Isa Melsheimer envisage la maquette et la recomposition d’espaces architecturaux comme le support privilégié d’un journal intime. Ses deux pièces aux dimensions ludiques du modèle réduit sont comme une évocation spatiale de la miniature.

Ce mois-ci, la galerie Jocelyn Woolf accueille le travail d’une jeune artiste allemande, de retour du Texas où elle vient de résider à la Chinati Foundation à Marfa (Fondation Donald Judd).
Impressionnée par ce séjour solitaire dans le désert américain, Isa Melsheimer rentre avec des œuvres en formes de carnet de voyage. Fidèle à sa stratégie plastique qui envisage la maquette et la recomposition d’espaces architecturaux comme le support privilégié d’un journal intime, elle propose deux pièces aux dimensions ludiques du modèle réduit.

Une montagne de silicone reprend le profil exact d’une de celles qui constituaient son environnement quotidien lors de ce séjour. Ce geste de duplication miniaturisée veut résonner sur l’esthétique de l’immanence propre au Zen, esthétique qui situe dans le cœur des choses leur principe vital.
La maquette oscille alors entre synthèse rationnelle, talisman de mémoire intime, et concentration énergétique.

C’est dans le même esprit que Isa Melsheimer présente une seconde maquette en résille métallique brodée, en mémoire d’un bâtiment laissé inachevé par Donald Judd dans le desert.
Moins réaliste, la maquette se fait ici support d’inscriptions brodées qui sont autant de références visuelles intimes par lesquelles elle s’est approprié son séjour: cactus et cow boy viennent dire l’effet produit par la rencontre fascinante d’un cliché à la fois exotique et trop attendu pour ne pas laisser de traces mnésiques. Si bien que les broderies flottant sur la résille du bâtiment miniature apparaissent comme autant de souvenirs fragmentaires, comme les éclats résiduels d’une mémoire intime.

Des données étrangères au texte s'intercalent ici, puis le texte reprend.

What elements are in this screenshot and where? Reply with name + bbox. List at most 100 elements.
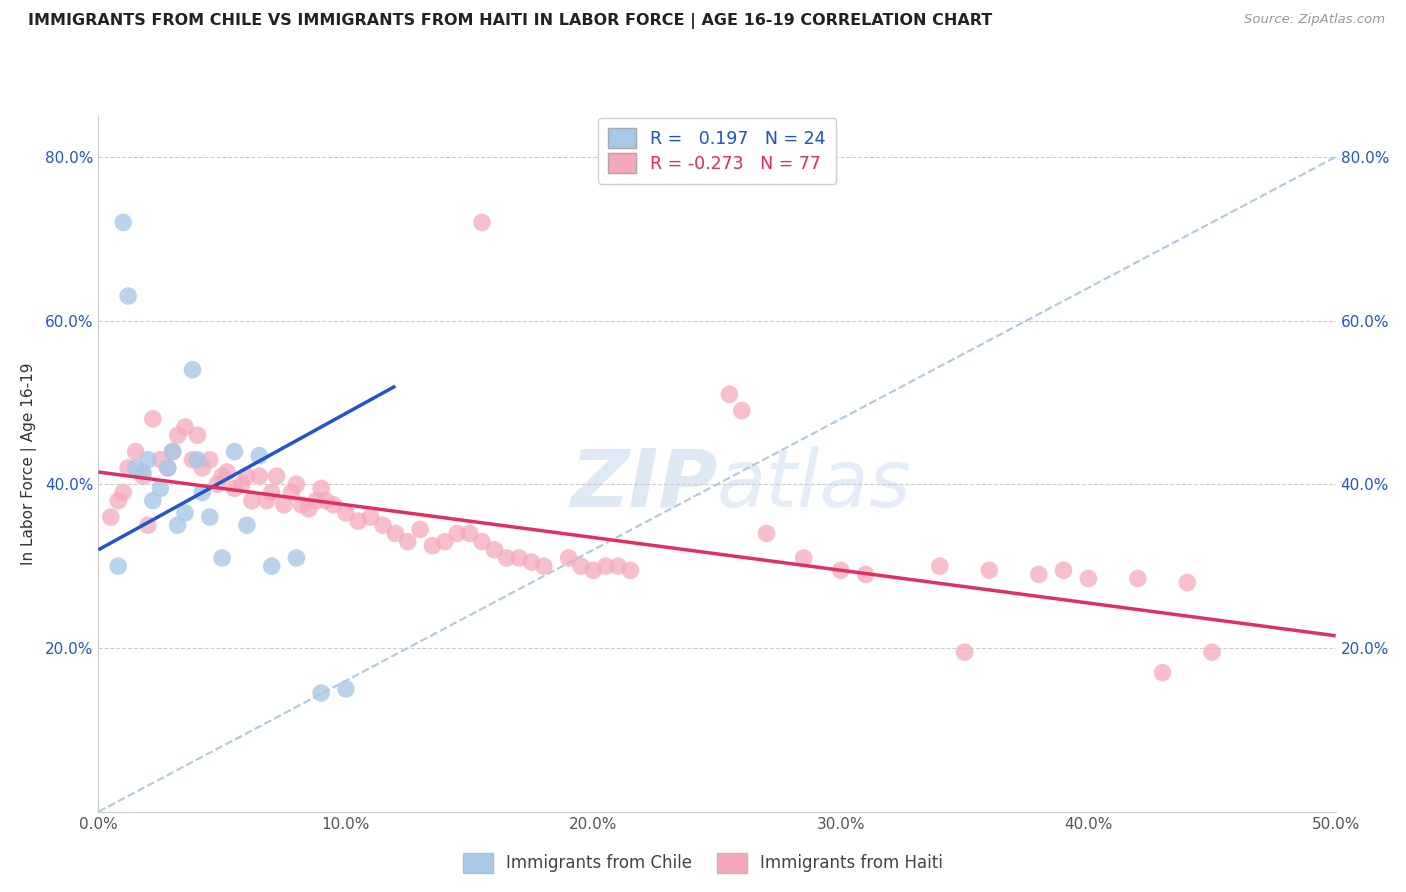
Point xyxy=(136,452,159,467)
Point xyxy=(495,551,517,566)
Point xyxy=(136,518,159,533)
Point xyxy=(107,559,129,574)
Point xyxy=(156,461,179,475)
Point xyxy=(520,555,543,569)
Point xyxy=(360,510,382,524)
Point xyxy=(198,510,221,524)
Point xyxy=(266,469,288,483)
Point xyxy=(396,534,419,549)
Point xyxy=(107,493,129,508)
Point xyxy=(231,477,253,491)
Point xyxy=(124,461,146,475)
Point xyxy=(309,482,332,496)
Point xyxy=(285,551,308,566)
Point xyxy=(112,485,135,500)
Point xyxy=(240,493,263,508)
Point xyxy=(718,387,741,401)
Point xyxy=(1201,645,1223,659)
Text: atlas: atlas xyxy=(717,446,912,524)
Point xyxy=(211,551,233,566)
Point xyxy=(191,485,214,500)
Point xyxy=(112,215,135,229)
Point xyxy=(755,526,778,541)
Point xyxy=(174,506,197,520)
Y-axis label: In Labor Force | Age 16-19: In Labor Force | Age 16-19 xyxy=(21,362,37,566)
Point xyxy=(1028,567,1050,582)
Point xyxy=(595,559,617,574)
Point xyxy=(298,501,321,516)
Point xyxy=(186,452,208,467)
Point xyxy=(149,482,172,496)
Point xyxy=(484,542,506,557)
Point xyxy=(446,526,468,541)
Point xyxy=(166,518,188,533)
Point xyxy=(433,534,456,549)
Point xyxy=(224,482,246,496)
Point xyxy=(953,645,976,659)
Point xyxy=(280,485,302,500)
Point xyxy=(557,551,579,566)
Point xyxy=(181,362,204,376)
Point xyxy=(508,551,530,566)
Text: IMMIGRANTS FROM CHILE VS IMMIGRANTS FROM HAITI IN LABOR FORCE | AGE 16-19 CORREL: IMMIGRANTS FROM CHILE VS IMMIGRANTS FROM… xyxy=(28,13,993,29)
Point xyxy=(186,428,208,442)
Point xyxy=(830,563,852,577)
Point xyxy=(347,514,370,528)
Point xyxy=(132,465,155,479)
Point xyxy=(855,567,877,582)
Point xyxy=(569,559,592,574)
Point xyxy=(166,428,188,442)
Point xyxy=(162,444,184,458)
Point xyxy=(191,461,214,475)
Point xyxy=(409,522,432,536)
Point xyxy=(236,469,259,483)
Point xyxy=(181,452,204,467)
Point xyxy=(1052,563,1074,577)
Point xyxy=(619,563,641,577)
Point xyxy=(315,493,337,508)
Point xyxy=(149,452,172,467)
Point xyxy=(322,498,344,512)
Point xyxy=(260,559,283,574)
Point xyxy=(928,559,950,574)
Point xyxy=(236,518,259,533)
Point xyxy=(285,477,308,491)
Point xyxy=(256,493,278,508)
Point xyxy=(290,498,312,512)
Point xyxy=(117,461,139,475)
Point xyxy=(1077,571,1099,585)
Point xyxy=(1152,665,1174,680)
Text: Source: ZipAtlas.com: Source: ZipAtlas.com xyxy=(1244,13,1385,27)
Text: ZIP: ZIP xyxy=(569,446,717,524)
Point xyxy=(205,477,228,491)
Point xyxy=(309,686,332,700)
Point xyxy=(273,498,295,512)
Point xyxy=(247,449,270,463)
Point xyxy=(162,444,184,458)
Point xyxy=(217,465,239,479)
Point xyxy=(305,493,328,508)
Legend: Immigrants from Chile, Immigrants from Haiti: Immigrants from Chile, Immigrants from H… xyxy=(456,847,950,880)
Point xyxy=(371,518,394,533)
Point xyxy=(471,215,494,229)
Point xyxy=(100,510,122,524)
Point xyxy=(731,403,754,417)
Point xyxy=(384,526,406,541)
Point xyxy=(335,506,357,520)
Point xyxy=(211,469,233,483)
Point xyxy=(458,526,481,541)
Point xyxy=(1175,575,1198,590)
Point xyxy=(260,485,283,500)
Point xyxy=(793,551,815,566)
Point xyxy=(335,681,357,696)
Point xyxy=(471,534,494,549)
Point xyxy=(422,539,444,553)
Point xyxy=(582,563,605,577)
Point xyxy=(198,452,221,467)
Point xyxy=(124,444,146,458)
Point xyxy=(156,461,179,475)
Point xyxy=(247,469,270,483)
Point xyxy=(117,289,139,303)
Point xyxy=(174,420,197,434)
Point xyxy=(533,559,555,574)
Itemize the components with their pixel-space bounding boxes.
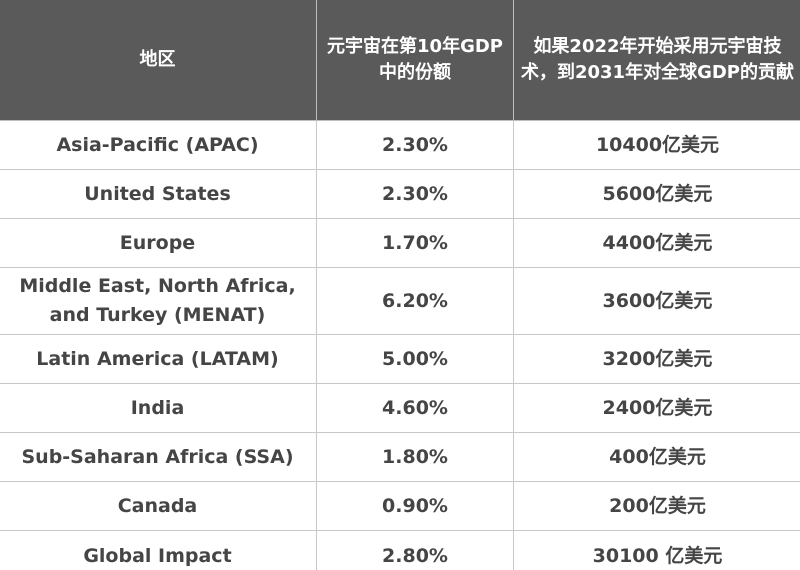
header-row: 地区 元宇宙在第10年GDP中的份额 如果2022年开始采用元宇宙技术，到203… [0, 0, 800, 121]
cell-contribution: 5600亿美元 [513, 169, 800, 219]
cell-share: 1.70% [316, 218, 514, 268]
cell-contribution: 30100 亿美元 [513, 530, 800, 570]
cell-share: 4.60% [316, 383, 514, 433]
cell-share: 2.80% [316, 530, 514, 570]
cell-share: 0.90% [316, 481, 514, 531]
table-row: Latin America (LATAM) 5.00% 3200亿美元 [0, 334, 800, 384]
table-row: India 4.60% 2400亿美元 [0, 383, 800, 433]
cell-region: Asia-Pacific (APAC) [0, 120, 317, 170]
table-row: Global Impact 2.80% 30100 亿美元 [0, 530, 800, 570]
cell-share: 2.30% [316, 120, 514, 170]
cell-region: Global Impact [0, 530, 317, 570]
cell-region: Middle East, North Africa, and Turkey (M… [0, 267, 317, 335]
cell-contribution: 2400亿美元 [513, 383, 800, 433]
cell-region: India [0, 383, 317, 433]
cell-region: Europe [0, 218, 317, 268]
cell-contribution: 10400亿美元 [513, 120, 800, 170]
table-row: United States 2.30% 5600亿美元 [0, 169, 800, 219]
header-share: 元宇宙在第10年GDP中的份额 [316, 0, 514, 121]
cell-share: 6.20% [316, 267, 514, 335]
table-body: Asia-Pacific (APAC) 2.30% 10400亿美元 Unite… [0, 120, 800, 570]
table-row: Canada 0.90% 200亿美元 [0, 481, 800, 531]
cell-contribution: 3600亿美元 [513, 267, 800, 335]
cell-region: Sub-Saharan Africa (SSA) [0, 432, 317, 482]
header-contribution: 如果2022年开始采用元宇宙技术，到2031年对全球GDP的贡献 [513, 0, 800, 121]
table-row: Asia-Pacific (APAC) 2.30% 10400亿美元 [0, 120, 800, 170]
cell-region: Canada [0, 481, 317, 531]
cell-contribution: 200亿美元 [513, 481, 800, 531]
table-row: Sub-Saharan Africa (SSA) 1.80% 400亿美元 [0, 432, 800, 482]
header-region: 地区 [0, 0, 317, 121]
cell-share: 5.00% [316, 334, 514, 384]
cell-contribution: 4400亿美元 [513, 218, 800, 268]
table-row: Middle East, North Africa, and Turkey (M… [0, 267, 800, 335]
cell-region: United States [0, 169, 317, 219]
cell-contribution: 3200亿美元 [513, 334, 800, 384]
table-header: 地区 元宇宙在第10年GDP中的份额 如果2022年开始采用元宇宙技术，到203… [0, 0, 800, 121]
table-row: Europe 1.70% 4400亿美元 [0, 218, 800, 268]
cell-contribution: 400亿美元 [513, 432, 800, 482]
cell-share: 1.80% [316, 432, 514, 482]
cell-region: Latin America (LATAM) [0, 334, 317, 384]
cell-share: 2.30% [316, 169, 514, 219]
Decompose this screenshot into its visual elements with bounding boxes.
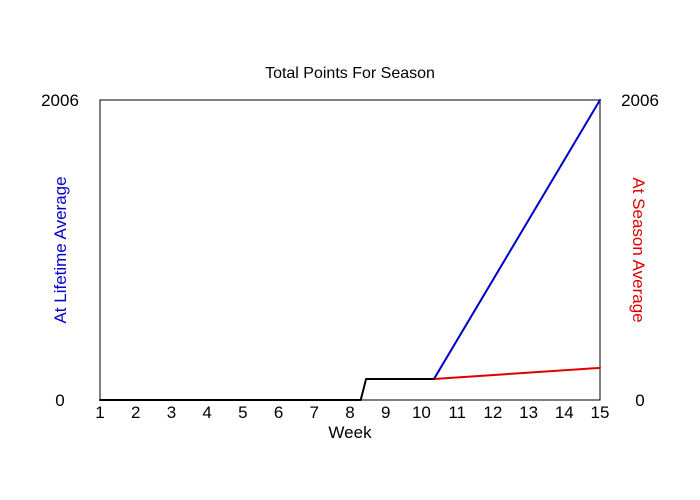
y-tick-label-left: 0 xyxy=(55,391,64,410)
x-tick-label: 1 xyxy=(95,403,104,422)
y-axis-ticks: 0 2006 0 2006 xyxy=(41,91,659,410)
x-tick-label: 4 xyxy=(202,403,211,422)
series-line-0 xyxy=(99,378,435,401)
x-tick-label: 3 xyxy=(167,403,176,422)
y-axis-title-left: At Lifetime Average xyxy=(51,176,70,323)
x-tick-label: 11 xyxy=(448,403,466,422)
x-tick-label: 12 xyxy=(483,403,502,422)
y-tick-label-right: 2006 xyxy=(621,91,659,110)
y-tick-label-left: 2006 xyxy=(41,91,79,110)
x-tick-label: 6 xyxy=(274,403,283,422)
x-axis-title: Week xyxy=(328,423,372,442)
x-tick-label: 10 xyxy=(412,403,431,422)
chart-title: Total Points For Season xyxy=(265,65,435,82)
x-tick-label: 7 xyxy=(310,403,319,422)
x-tick-label: 15 xyxy=(591,403,610,422)
series-line-2 xyxy=(432,366,601,381)
plot-frame xyxy=(99,99,601,401)
y-tick-label-right: 0 xyxy=(635,391,644,410)
x-tick-label: 13 xyxy=(519,403,538,422)
x-tick-label: 2 xyxy=(131,403,140,422)
x-axis-ticks: 1 2 3 4 5 6 7 8 9 10 11 12 13 14 15 xyxy=(95,403,609,422)
x-tick-label: 9 xyxy=(381,403,390,422)
x-tick-label: 8 xyxy=(345,403,354,422)
x-tick-label: 5 xyxy=(238,403,247,422)
series-line-1 xyxy=(432,99,601,381)
x-tick-label: 14 xyxy=(555,403,574,422)
y-axis-title-right: At Season Average xyxy=(629,177,648,322)
series-layer xyxy=(99,99,601,401)
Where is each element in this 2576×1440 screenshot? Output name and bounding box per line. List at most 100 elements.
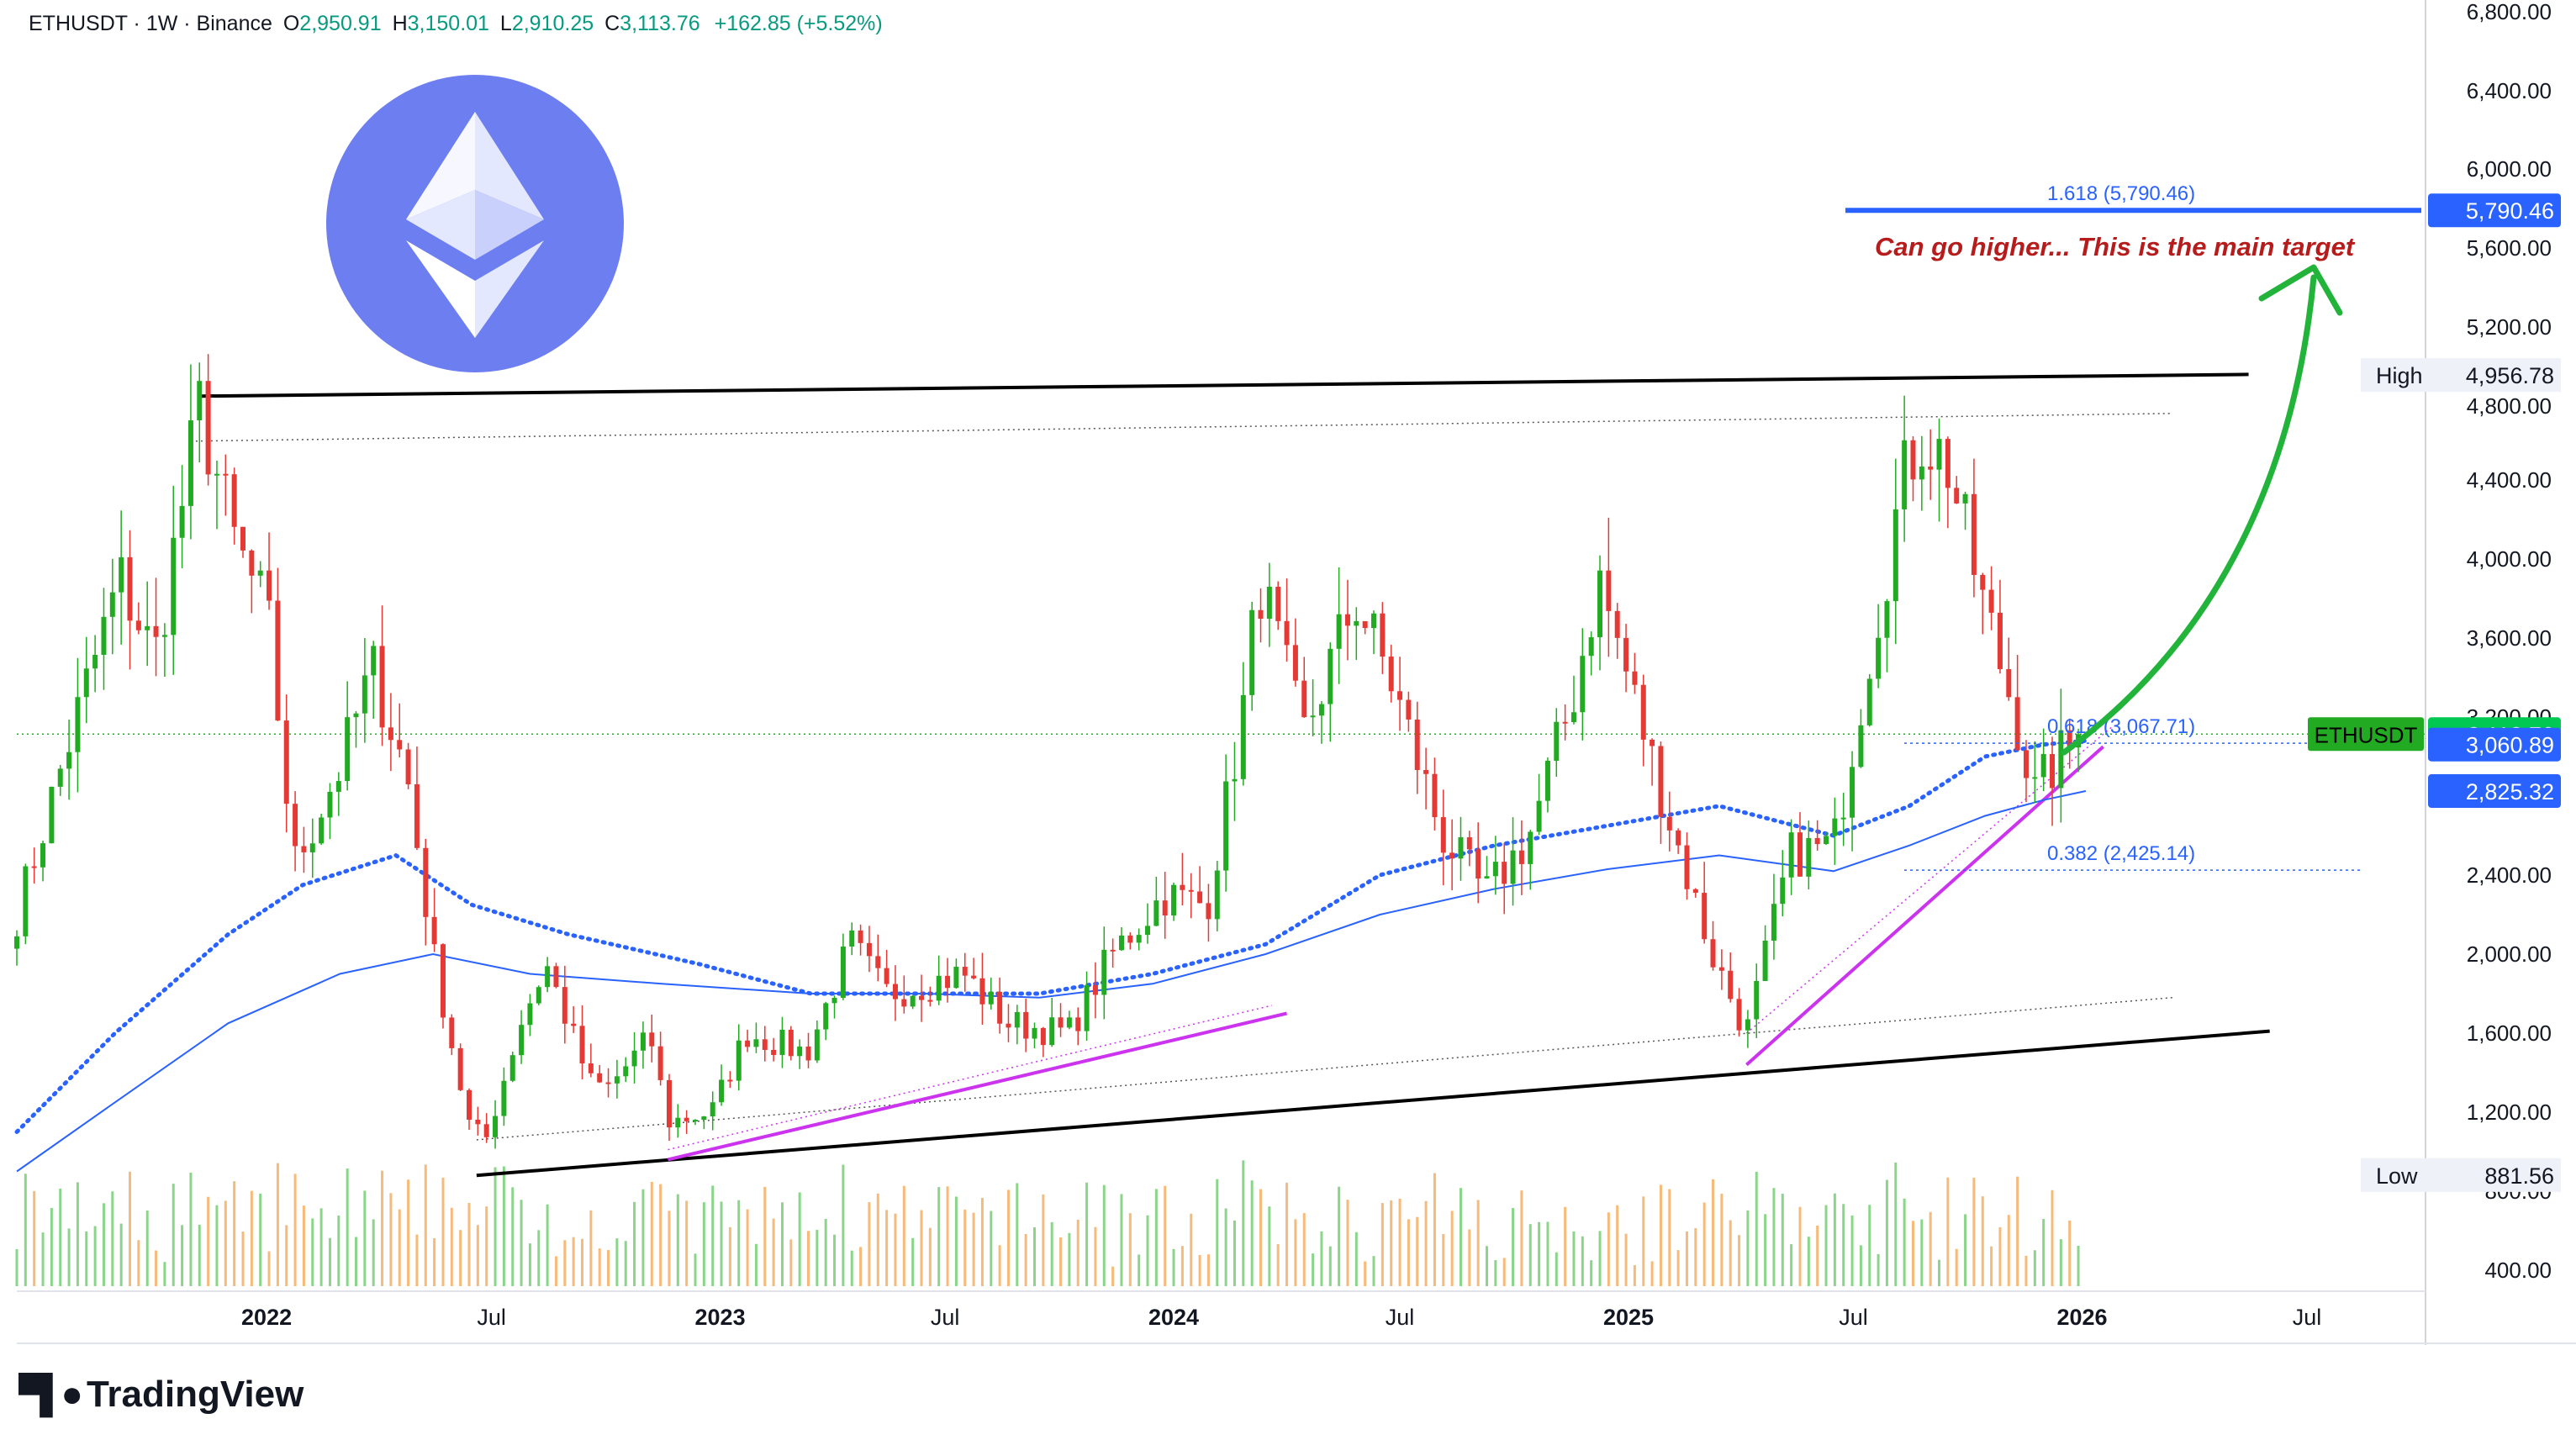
volume-bar	[1164, 1186, 1166, 1286]
volume-bar	[859, 1247, 862, 1286]
candle-body	[162, 635, 167, 636]
volume-bar	[921, 1211, 923, 1286]
candle-body	[1485, 876, 1490, 878]
volume-bar	[2034, 1250, 2036, 1286]
volume-bar	[1094, 1227, 1096, 1286]
volume-bar	[129, 1172, 131, 1286]
volume-bar	[1555, 1253, 1558, 1286]
volume-bar	[1834, 1194, 1836, 1286]
close-label: C	[604, 12, 620, 35]
volume-bar	[1772, 1188, 1775, 1286]
volume-bar	[1285, 1183, 1288, 1286]
candle-body	[1502, 862, 1507, 884]
candle-body	[493, 1116, 498, 1137]
candle-body	[1632, 672, 1637, 685]
volume-bar	[1068, 1233, 1070, 1286]
volume-bar	[259, 1194, 261, 1286]
candle-body	[1285, 621, 1290, 645]
candle-body	[354, 714, 359, 717]
candle-body	[710, 1102, 715, 1116]
fibonacci-levels: 1.618 (5,790.46)0.618 (3,067.71)0.382 (2…	[1845, 182, 2421, 870]
candle-body	[1275, 587, 1280, 621]
price-tick-label: 1,200.00	[2467, 1100, 2552, 1125]
candle-body	[1049, 1017, 1054, 1045]
candle-body	[823, 1003, 828, 1029]
volume-bar	[529, 1243, 531, 1286]
candle-body	[475, 1120, 480, 1124]
candle-body	[1963, 494, 1968, 504]
volume-bar	[789, 1239, 792, 1286]
volume-bar	[1103, 1185, 1106, 1286]
volume-bar	[181, 1225, 183, 1286]
volume-bar	[825, 1219, 827, 1286]
volume-bar	[1390, 1200, 1392, 1286]
volume-bar	[425, 1164, 427, 1286]
volume-bar	[1738, 1235, 1740, 1286]
volume-bar	[337, 1216, 340, 1286]
extreme-tag-label: Low	[2376, 1163, 2418, 1189]
trendline-rising-support-2023	[668, 1014, 1286, 1160]
candle-body	[1223, 781, 1228, 870]
volume-bar	[294, 1174, 297, 1286]
volume-bar	[1764, 1214, 1766, 1286]
volume-bar	[1399, 1199, 1401, 1286]
candle-body	[1528, 831, 1533, 863]
candle-body	[832, 998, 837, 1003]
volume-bar	[955, 1196, 958, 1286]
target-annotation: Can go higher... This is the main target	[1875, 232, 2356, 261]
candle-body	[997, 992, 1002, 1024]
volume-bar	[1842, 1204, 1845, 1286]
volume-bar	[1451, 1211, 1454, 1286]
symbol-legend: ETHUSDT · 1W · Binance O2,950.91 H3,150.…	[29, 12, 883, 36]
time-tick-label: 2026	[2056, 1305, 2107, 1330]
candle-body	[432, 917, 437, 944]
volume-bar	[833, 1235, 836, 1286]
candle-body	[789, 1030, 794, 1056]
volume-bar	[1677, 1250, 1680, 1286]
time-tick-label: 2023	[695, 1305, 746, 1330]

Plutôt que de présenter ses maquettes au sol, l’artiste a choisi de concevoir une structure de bois minimale qui occupe la majorité de l’espace déambulatoire de la galerie, plaçant ainsi le spectateur dans une relation visuelle spécifique : à l’instar de certains dispositifs de Giacometti, les structures miniatures acquièrent ainsi une puissance perspectiviste qui les amplifie. L’imagination voyage à distance entre les lames translucides de la micro-montagne de verre, et éprouve le mouvement d’air qui traverse le bâtiment vide et abandonné en plein désert. La miniature se fait monumentale, l’évocation devient expérimentation et le geste d’appropriation intime se métamorphose en partage collectif.

Une telle pratique de la légèreté, à laquelle il faut adjoindre deux gouaches et un drapeau brodé, met en chantier une approche sans dogmatisme de l’art, plus proche de l’intensité de l’errance et du nomadisme, que d’une volonté d’enracinement par l’œuvre.

Isa Melsheimer
— Cloth I, 2005. Objet. Toile. 100 x 140 cm.
— Unfinishedbuilding, 2005. Objet. Moustiquaire. 32 x 32 x 20 cm.
— Berg, 2005. Objet. Bois et silicone. Ca. 40 x 40 x 40 cm.
— 121, 2005. Gouache et encre sur papier, 56 x 42 cm.
— 122, 2005. Gouache et encre sur papier. 56 x 42 cm.